La fiscaliartritis, otra enfermedad del Ministerio Público

La fiscaliartritis, otra enfermedad del Ministerio Público

La fiscaliartritis, es otra anomalía de la institución del Ministerio Público. Es una enfermedad que afecta el aparato motriz y paraliza al individuo. La afección sintomatológica ocasiona inflación y dolor muscular, rigidez, dificultad para mover o desgaste (artrosis) en las articulaciones.

Lea: El ministerio público padece ‘fiscaliesclerosis múltiple’

A simple vista a la institución encargada de la procuración de justicia e investigación del delito, se le aprecian síntomas muy afines a estas enfermedades: fiscaliartritis y fiscaliartrosis, con manifestaciones de desgaste en su estructura, acalambramiento y obstrucción de los canales de comunicación de las áreas entre sí y entre sus mismos miembros.

Por eso, es común advertir las diferencias entre una agencia del Ministerio Público y otra, no sólo por la incidencia del tipo de delito que investigan, en el caso de las Agencias del Ministerio Público Especializadas, sino por su desarticulación metodológica y la forma de trabajo que realizan; pues el hecho que atiendan en particular cierto tipos delictivos, la aplicación de una metodología general debería ser la misma o al menos contar con los mismos recursos metodológicos; sin embargo, es notoria la diferencia entre unas y otras.

Sucede lo mismo, no en raras ocasiones sin exageración, al revisar las carpetas de investigación, resulten marcadas discrepancias en el equipo que asiste al lugar de intervención o lugar de los hechos, entre la policía de investigación y el personal pericial, en que el informe policial homologado y el dictamen de criminalística de campo, describen escenarios distintos, no sólo sobre datos cuantitativos, sino también cualitativos.

Resulta de explorado conocimiento criminalístico que mientras el tiempo pasa, la verdad huye; por eso, es de trascendental importancia, ante la noticia de un hecho probablemente delictuoso, contar con los primeros datos sobre lo ocurrido en ese lugar y saber discriminar una sucesión de hechos, su secuencia y mecánica de desarrollo; todo eso, como imperativo para la reconstrucción, lo más próxima posible, a la realidad de lo sucedido, como base para obtener éxito en la investigación.
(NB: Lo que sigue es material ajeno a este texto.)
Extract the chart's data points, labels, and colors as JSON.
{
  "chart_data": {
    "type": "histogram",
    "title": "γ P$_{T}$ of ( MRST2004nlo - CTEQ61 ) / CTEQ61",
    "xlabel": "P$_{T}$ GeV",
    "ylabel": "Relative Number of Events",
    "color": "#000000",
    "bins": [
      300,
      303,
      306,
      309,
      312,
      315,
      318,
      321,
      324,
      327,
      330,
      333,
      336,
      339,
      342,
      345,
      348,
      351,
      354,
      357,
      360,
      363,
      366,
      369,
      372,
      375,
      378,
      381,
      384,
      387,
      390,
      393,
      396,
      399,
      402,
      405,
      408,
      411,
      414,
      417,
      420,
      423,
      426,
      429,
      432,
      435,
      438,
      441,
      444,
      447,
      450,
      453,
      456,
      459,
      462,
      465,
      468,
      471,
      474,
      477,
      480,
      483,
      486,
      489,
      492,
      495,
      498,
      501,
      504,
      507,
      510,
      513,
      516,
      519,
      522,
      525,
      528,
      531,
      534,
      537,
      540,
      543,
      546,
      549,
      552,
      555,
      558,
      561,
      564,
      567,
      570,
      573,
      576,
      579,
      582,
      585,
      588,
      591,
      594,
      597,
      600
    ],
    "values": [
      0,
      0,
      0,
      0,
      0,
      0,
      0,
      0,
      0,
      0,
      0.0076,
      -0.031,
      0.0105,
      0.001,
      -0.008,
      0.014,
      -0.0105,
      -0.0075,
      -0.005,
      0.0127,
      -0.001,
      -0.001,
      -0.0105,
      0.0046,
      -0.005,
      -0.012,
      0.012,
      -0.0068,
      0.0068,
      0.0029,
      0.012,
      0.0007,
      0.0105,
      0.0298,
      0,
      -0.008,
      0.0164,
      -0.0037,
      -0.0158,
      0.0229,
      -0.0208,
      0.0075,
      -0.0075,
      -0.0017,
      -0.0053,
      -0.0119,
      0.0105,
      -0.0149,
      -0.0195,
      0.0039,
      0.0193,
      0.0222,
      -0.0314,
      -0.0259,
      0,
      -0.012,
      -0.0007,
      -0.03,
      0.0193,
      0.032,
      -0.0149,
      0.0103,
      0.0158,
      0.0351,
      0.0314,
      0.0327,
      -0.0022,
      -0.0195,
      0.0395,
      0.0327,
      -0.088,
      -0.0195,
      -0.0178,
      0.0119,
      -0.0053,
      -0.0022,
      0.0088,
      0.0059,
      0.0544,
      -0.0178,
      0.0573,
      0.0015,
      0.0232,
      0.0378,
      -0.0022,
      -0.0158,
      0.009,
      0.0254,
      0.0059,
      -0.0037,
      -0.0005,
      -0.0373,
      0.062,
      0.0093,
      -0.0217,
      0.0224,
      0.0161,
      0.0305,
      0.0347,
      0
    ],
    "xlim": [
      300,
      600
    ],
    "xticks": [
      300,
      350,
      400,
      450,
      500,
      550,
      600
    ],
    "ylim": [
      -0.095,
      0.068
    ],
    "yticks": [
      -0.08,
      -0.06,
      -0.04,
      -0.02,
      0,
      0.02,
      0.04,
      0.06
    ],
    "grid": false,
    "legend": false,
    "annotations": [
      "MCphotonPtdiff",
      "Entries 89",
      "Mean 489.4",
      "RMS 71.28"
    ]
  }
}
Por otra parte, la actuación del órgano acusador del delito está sujeto a una actuación procesal que le obliga a realizar sus diligencias en determinado tiempo. Estos términos procesales, comprometen un actuar diligente, pronto y oportuno; sin embargo, esto, no siempre es así, porque los efectos de esta patología, han desgastado y dificultado su actuación debida, incurriendo constantemente en violaciones de garantías y al debido proceso.

El conjunto de problemas ocasionados por la desarticulación institucional, es propiciador de discrecionalidad en todos sus integrantes, amén de otros males, que afectan directamente a las víctimas de los delitos, pero que también ocasionan grandes niveles de impunidad y corrupción.
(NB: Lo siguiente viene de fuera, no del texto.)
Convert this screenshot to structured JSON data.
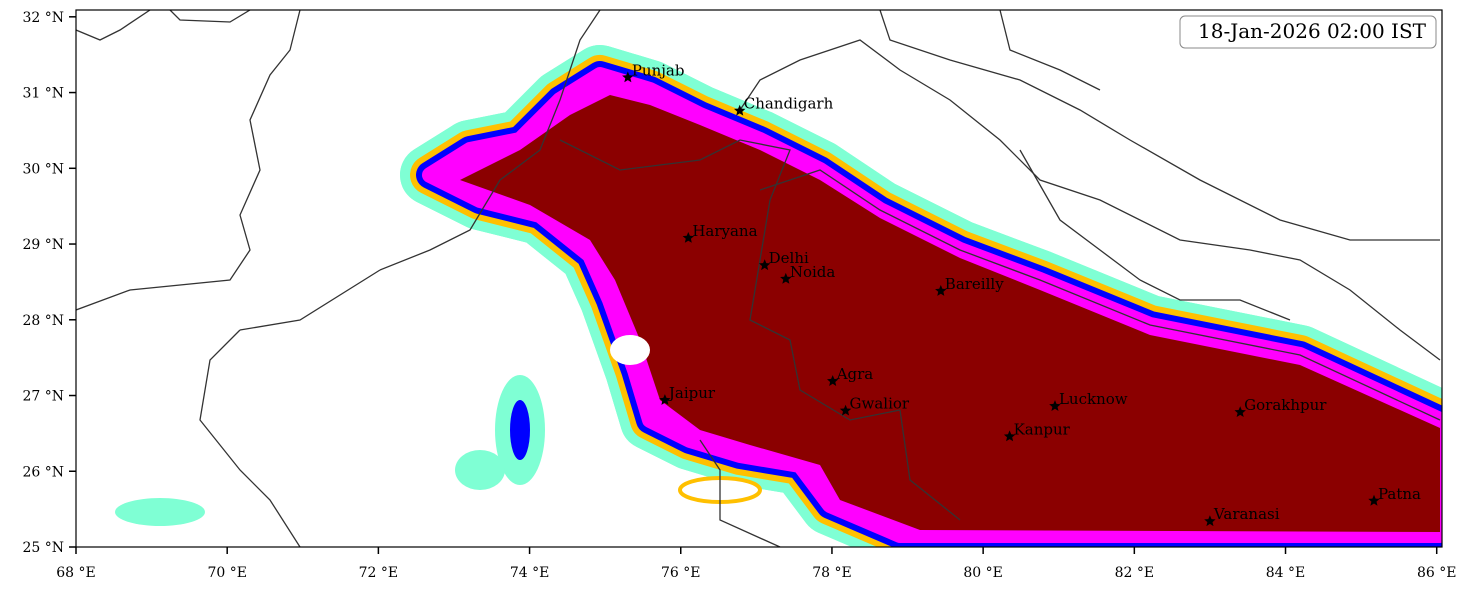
{
  "map": {
    "timestamp": "18-Jan-2026 02:00 IST",
    "xlim": [
      68,
      86.07
    ],
    "ylim": [
      25,
      32.09
    ],
    "xticks": [
      {
        "value": 68,
        "label": "68 °E"
      },
      {
        "value": 70,
        "label": "70 °E"
      },
      {
        "value": 72,
        "label": "72 °E"
      },
      {
        "value": 74,
        "label": "74 °E"
      },
      {
        "value": 76,
        "label": "76 °E"
      },
      {
        "value": 78,
        "label": "78 °E"
      },
      {
        "value": 80,
        "label": "80 °E"
      },
      {
        "value": 82,
        "label": "82 °E"
      },
      {
        "value": 84,
        "label": "84 °E"
      },
      {
        "value": 86,
        "label": "86 °E"
      }
    ],
    "yticks": [
      {
        "value": 25,
        "label": "25 °N"
      },
      {
        "value": 26,
        "label": "26 °N"
      },
      {
        "value": 27,
        "label": "27 °N"
      },
      {
        "value": 28,
        "label": "28 °N"
      },
      {
        "value": 29,
        "label": "29 °N"
      },
      {
        "value": 30,
        "label": "30 °N"
      },
      {
        "value": 31,
        "label": "31 °N"
      },
      {
        "value": 32,
        "label": "32 °N"
      }
    ],
    "cities": [
      {
        "name": "Punjab",
        "lon": 75.3,
        "lat": 31.2
      },
      {
        "name": "Chandigarh",
        "lon": 76.78,
        "lat": 30.76
      },
      {
        "name": "Haryana",
        "lon": 76.1,
        "lat": 29.08
      },
      {
        "name": "Delhi",
        "lon": 77.11,
        "lat": 28.72
      },
      {
        "name": "Noida",
        "lon": 77.39,
        "lat": 28.54
      },
      {
        "name": "Bareilly",
        "lon": 79.44,
        "lat": 28.38
      },
      {
        "name": "Agra",
        "lon": 78.01,
        "lat": 27.19
      },
      {
        "name": "Jaipur",
        "lon": 75.79,
        "lat": 26.94
      },
      {
        "name": "Gwalior",
        "lon": 78.18,
        "lat": 26.8
      },
      {
        "name": "Lucknow",
        "lon": 80.95,
        "lat": 26.86
      },
      {
        "name": "Kanpur",
        "lon": 80.35,
        "lat": 26.46
      },
      {
        "name": "Gorakhpur",
        "lon": 83.4,
        "lat": 26.78
      },
      {
        "name": "Varanasi",
        "lon": 83.0,
        "lat": 25.34
      },
      {
        "name": "Patna",
        "lon": 85.17,
        "lat": 25.61
      }
    ]
  }
}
Lea: El Ministerio Público, como si tuviera Alzheimer…

La corrupción, es un síntoma que comparten y ocasiona múltiples enfermedades. En la fiscaliartritis, la corrupción propicia tantas molestias y dolor al Ministerio Público, que volvió rígida y desarticulada a la institución. La rigidez del quehacer institucional resulta evidente, pues éste, dista de realizarse en forma ágil y oportuna; aunque algunas veces pareciera que no tiene tales dolencias, sobre todo, cuando sus actuaciones obedecen al mandato de hecho u obediencia política; pero por lo general, las manifestaciones artríticas y su actuar desarticulado suelen aparecer de manera sistemática.

Es común observar ante los efectos de la fiscaliartritis, halla presencia de manifestaciones hostiles o de resistencia entre las distintas dependencias de la institución, que haya desconfianza o celo en el quehacer de cada área o simplemente, no se reconoce o respete el trabajo que realiza cada área, en el marco de la Ley Orgánica de la Fiscalía y de su Reglamento. Esta artritis institucional, origina que la labor del Ministerio Público se vea disminuida, desarticulada, engarrotada, deficiente y con desdén por los manuales, procesos y protocolos con que cuenta, traduciéndose en la más clara manifestación de falta de profesionalismo.
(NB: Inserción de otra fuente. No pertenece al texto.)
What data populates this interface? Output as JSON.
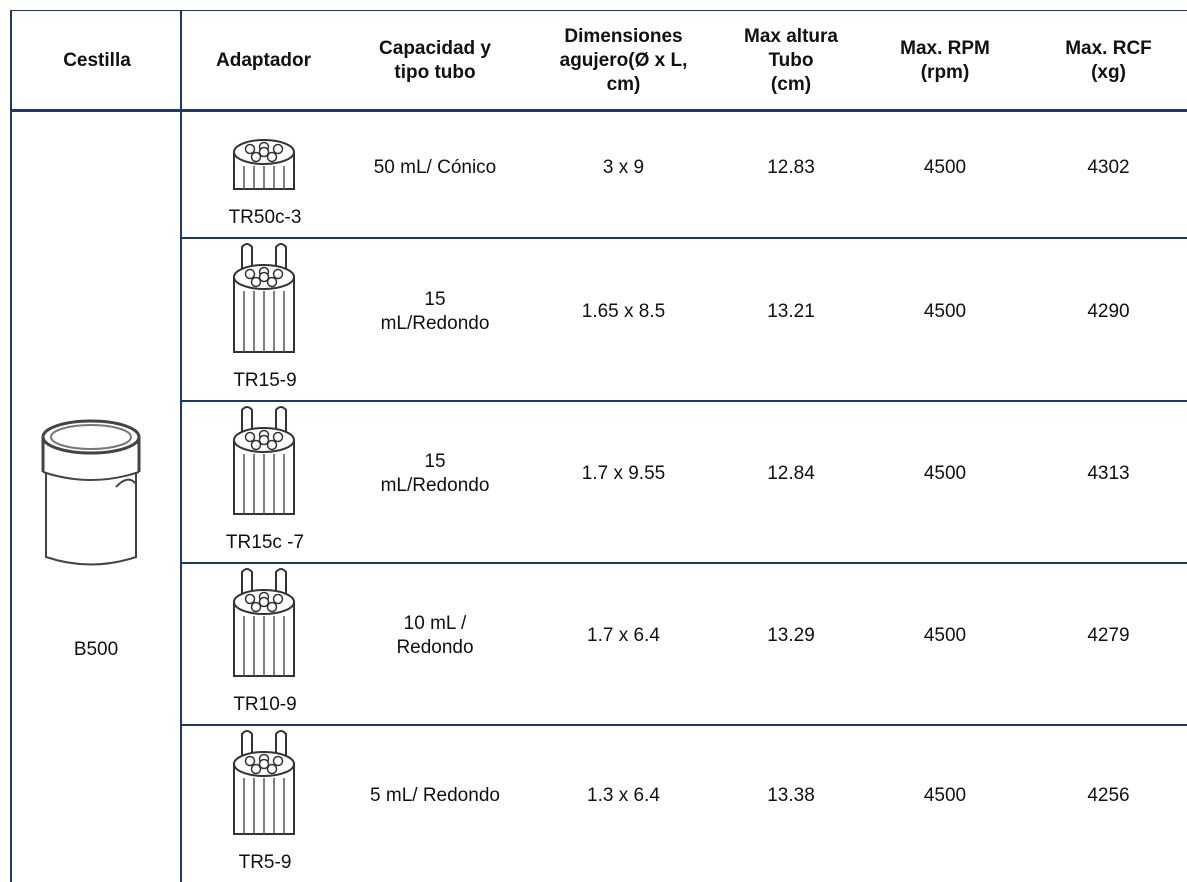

Muchos de estos achaques que actualmente presenta el Ministerio Público, se irán paliando en la medida que alcance su verdadera y plena autonomía, no sólo administrativa; que la policía de investigación realice menos actividad de policía política o dependa menos del jefe político en turno o de los poderes fácticos del entorno, sino que, su dependencia sea realmente del titular del Ministerio Público, con mando de hecho y de derecho; que se aleje de la improvisación y se fortalezca verdaderamente el trabajo en equipo; que no simule la aplicación de metodología científica en la investigación del delito y aplique eficazmente los recursos metodológicos en vigor; que eleve el sentido de pertenencia de sus recursos humanos y se vuelva un auténtico garante del respeto de los derechos humanos.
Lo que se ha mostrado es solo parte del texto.